Like Himid, German artist Andrea Büttner reconsiders and elevates forgotten people in her work. In her display, images of beggars from art history are exhibited on a low table, quite literally begging a closer look, while a series of nine woodblock prints, based on Ernst Barlach’s 1919 sculpture of a cloaked mendicant, initially seem childlike in terms of their composition, but prove deeply affecting. Elsewhere, overlooked forms of labour are alluded to via simple statements of colour: a wall covered in yellow Hi-Vis fabric underscores the efforts of emergency service workers; a piece of blue fabric laid across a table turns out to be a fine silk made by nuns. Musings from Simone Weil’s L’Enracinement (The Need for Roots), which was published posthumously in 1949, also feature. They have been loaned from the Peace Library and Antiwar Museum of the Evangelical Church in Berlin as a complete display, pinned to easily transportable frames – the kind you see in schools or libraries. There’s a charming didacticism to Büttner’s showcase overall.
Weil’s thoughts on displacement link, indirectly, to Hurvin Anderson’s beguiling paintings. These are the highlight of the prize, some of which deal literally and metaphorically with roots. His lush landscapes, often painted on large-scale grids, fuse different memories and sources, notably the trees of the UK and Jamaica, where the artist’s parents were born.

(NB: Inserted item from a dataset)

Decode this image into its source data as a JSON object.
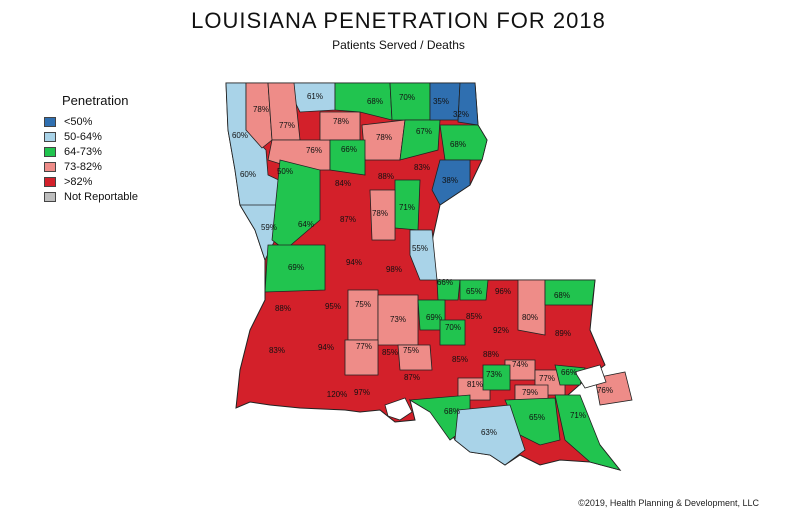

Two large-scale paintings depict a figure almost completely obscured by foliage, which gives the impression of something glimpsed in a dream or recreated from a lost source. In a video on display in another room, Anderson talks about people ‘forgetting’ where they are from, and there’s something liberating about the possibility of misremembering or remixing one’s past and place in the world. Paintings alluding to race – Is it OK to be Black? (2016), for example, from a series of works set in barbershops – are undoubtedly political yet at the same time evoke spaces of introspection.
There’s a hermetic feel to the two films by Rosalind Nashashibi, one shot in the Gaza Strip in 2014 and another more recently in the Guatemalan home of mother and daughter artists, Elisabeth Wild and Vivian Suter. Electrical Gaza (2015) combines claustrophobic footage of narrow alleyways and the Rafah Crossing with moments of animation which seem to breathe air into the scenes. The threat of violence, however, is ever-present and finally communicated via an ominous black circle overlaid onto a street scene. Vivian’s Garden (2017 follows mother and daughter as they go about their apparently cloistered lives. Comparisons to the 1975 documentary Grey Gardens are inevitable, especially in the couple’s oddly infantile relations. But here, too, there are moments of unexpected transcendence and pathos, whether in the protagonists’ tender exchanges, or in the footage of a painting bobbing through the trees as it’s carried through a forest.
So, another year, another Turner Prize. Unshowy, yet no less impressive, 2017’s exhibition feels perfectly judged to suit our tangled current climate.
The Turner Prize 2017 exhibition is at the Ferens Art Gallery, Hull, until 7 January 2018.